03
Jun 2020
A movement initiated in 2015 by the Loi Hamon, the infra-annual termination extends today to health insurance policies, whether collective or individual. An implementing decree is still awaited. An analysis by Thibault Galas, Lawyer at Fromont Briens and Guerric Bras, Actuary at Périclès Actuarial.
Provided initially by an amendment to the bill relating to the growth and transformation of companies (Pacte), it is finally the law of July 14, 2019 which sets up and defines the contours of the infra-annual termination of the complementary contracts health. Before December 1, 2020, a decree will specify the conditions for implementing this new system, which will apply to contracts already in progress when it comes into force.

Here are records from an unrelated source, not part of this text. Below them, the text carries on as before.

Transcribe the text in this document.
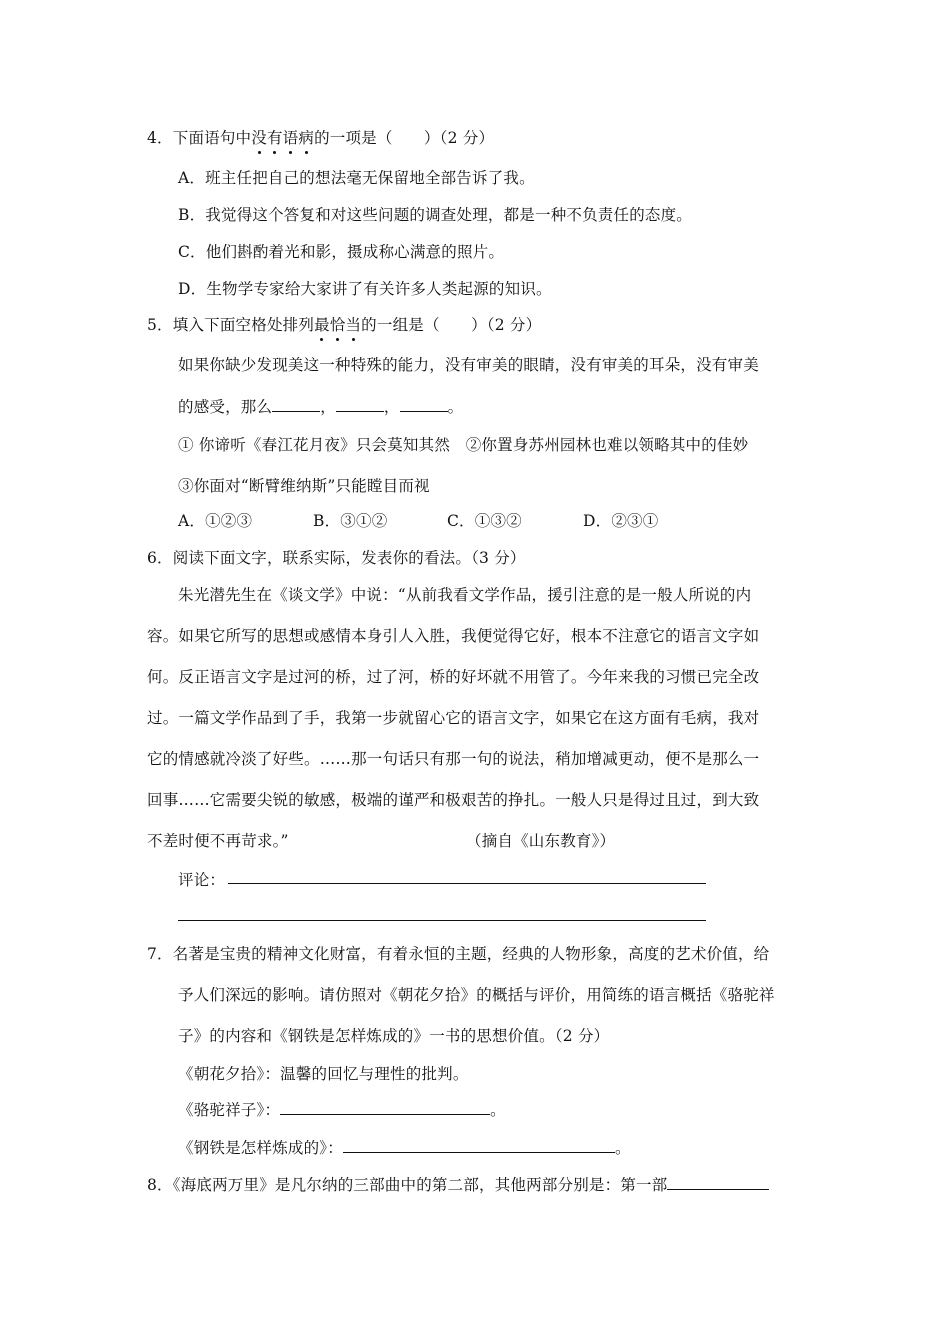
4．下面语句中没有语病的一项是（　　）（2 分）
A．班主任把自己的想法毫无保留地全部告诉了我。
B．我觉得这个答复和对这些问题的调查处理，都是一种不负责任的态度。
C．他们斟酌着光和影，摄成称心满意的照片。
D．生物学专家给大家讲了有关许多人类起源的知识。
5．填入下面空格处排列最恰当的一组是（　　）（2 分）
如果你缺少发现美这一种特殊的能力，没有审美的眼睛，没有审美的耳朵，没有审美
的感受，那么	，	，	。
① 你谛听《春江花月夜》只会莫知其然　②你置身苏州园林也难以领略其中的佳妙
③你面对“断臂维纳斯”只能瞠目而视
A．①②③	B．③①②	C．①③②	D．②③①
6．阅读下面文字，联系实际，发表你的看法。（3 分）
朱光潜先生在《谈文学》中说：“从前我看文学作品，援引注意的是一般人所说的内
容。如果它所写的思想或感情本身引人入胜，我便觉得它好，根本不注意它的语言文字如
何。反正语言文字是过河的桥，过了河，桥的好坏就不用管了。今年来我的习惯已完全改
过。一篇文学作品到了手，我第一步就留心它的语言文字，如果它在这方面有毛病，我对
它的情感就冷淡了好些。……那一句话只有那一句的说法，稍加增减更动，便不是那么一
回事……它需要尖锐的敏感，极端的谨严和极艰苦的挣扎。一般人只是得过且过，到大致
不差时便不再苛求。”	（摘自《山东教育》）
评论：
7．名著是宝贵的精神文化财富，有着永恒的主题，经典的人物形象，高度的艺术价值，给
予人们深远的影响。请仿照对《朝花夕拾》的概括与评价，用简练的语言概括《骆驼祥
子》的内容和《钢铁是怎样炼成的》一书的思想价值。（2 分）
《朝花夕拾》：温馨的回忆与理性的批判。
《骆驼祥子》：	。
《钢铁是怎样炼成的》：	。
8．《海底两万里》是凡尔纳的三部曲中的第二部，其他两部分别是：第一部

In concrete terms, the option of infra-annual termination will be open after one year of cover, the date from which the request for termination may be made at any time and will take effect one month after its receipt by the insurer. This option must be mentioned in each membership form or contract and recalled after each notice of maturity or subscription.
The termination may take place by letter or any other durable medium, or, if the contract has been concluded at a distance, this same method must be offered for termination. The insurer must acknowledge receipt of the notification in writing. Despite this freedom in choosing the termination method, it is obvious that the insured will have to provide proof of his termination request. Otherwise, it will be impossible for him to criticize the insurer for not having taken into account his request or for having acknowledged receipt of it.
The text also imposes a specific obligation on the new insurer in the context of the succession of two contracts. If the insured has not already done so, the new insurer will have to carry out the formalities necessary for the exercise of the right of cancellation. It is in fact a transposition to the legislative level of a current practice of the insurer organizations which proposed to their policyholders models of letter of termination, even going as far as taking care of their sending after signature.
However, what was only a possibility here becomes an obligation, the law de facto assigning a mandate from the insured to the insurer. It will be up to insurers, in particular through their federation, to set up a system for securing these termination requests. We can also question how the insurer will be able to provide proof of this mandate when the contract has been concluded following a telephone canvassing.
Finally, the new organization must ensure that the insured’s coverage is not interrupted during the procedure.
This new option for sub-annual termination will not fail to raise issues of drafting contracts and managing terminations during the year. However, these should not obscure the actuarial consequences of this reform. The implementation of the sub-annual termination will have three major impacts: an increase in windfall effects, a decrease in pooling and consequences on the solvency of insurance organizations.
The law of July 14, 2019 also modifies the specifications of the responsible contract: the insurers will have to indicate the amount and the composition of the management fees as well as the ratio, expressed as a percentage, between the amount of contributions collected and the amount of benefits paid. This obligation aims to provide better information to the insured in order to allow them to make the most of this new option for sub-annual termination.
In group insurance, the sub-annual termination will accentuate the consequences of the end of the designation clauses by facilitating the termination procedures. The organizations recommended or referenced in collective agreements retain a significant capacity for capturing VSEs and SMEs by offering a single rate and the mandatory minimum guarantees.
The establishment of termination facilities opens the field to a burst of development of mirror offers duplicating conventional guarantees, but with the possibility of tariff segmentation. This price differentiation will allow the good risk of the professional sector to be captured without carrying the same constraint of the organizations referenced to accept all the companies in the sector at the same price for the same guarantees.
The first targets of this reform are individual insurance, for which the impacts will be most visible. The possibility of organizing care upstream and canceling in a single month raises fears of a strategy of punctual alignment of guarantees with needs during treatment and therefore an increase in claims.
Added to this are the declarations of certain consumer associations on the price increases for complementary health insurance as well as the targeted marketing campaigns of online comparators which suggest the same consequences as those observed today in borrower insurance: a greater turn- over contracts.
Aging leads to an increase in the consumption of health acts and therefore an increase in the associated insurance premium. From a certain age, it even becomes impossible to change the insurance contract because of the age limits for subscription. To offer more affordable coverage to seniors, certain organizations, notably mutual insurance companies, have decided to finance this excess risk with higher premiums for their young insured.
This population adept at comparators and having a higher propensity to cancel will be one of the big winners of the reform in terms of lower premiums. But at what cost ? Seniors who can no longer benefit from pooling will be doubly penalized: by the impossibility of changing insurance contracts and by the deterioration of the technical results of their schemes synonymous with tariff upgrades.
Finally, the impact on the solvency of insurers is essential. The increase in management fees for the implementation of intra-annual terminations, the increase in contract turnover and loss drift directly affect the coverage ratio. Added to this is the definition of premium volume in the calculation of health SCR not similar to life. In the standard formula, fourteen months of contributions are kept, corresponding to one year of coverage and two months’ notice. The end of this notice would probably lead to keeping only twelve months of contributions with the main consequence of an increase in solvency?
Published in L’Argus de l’assurance.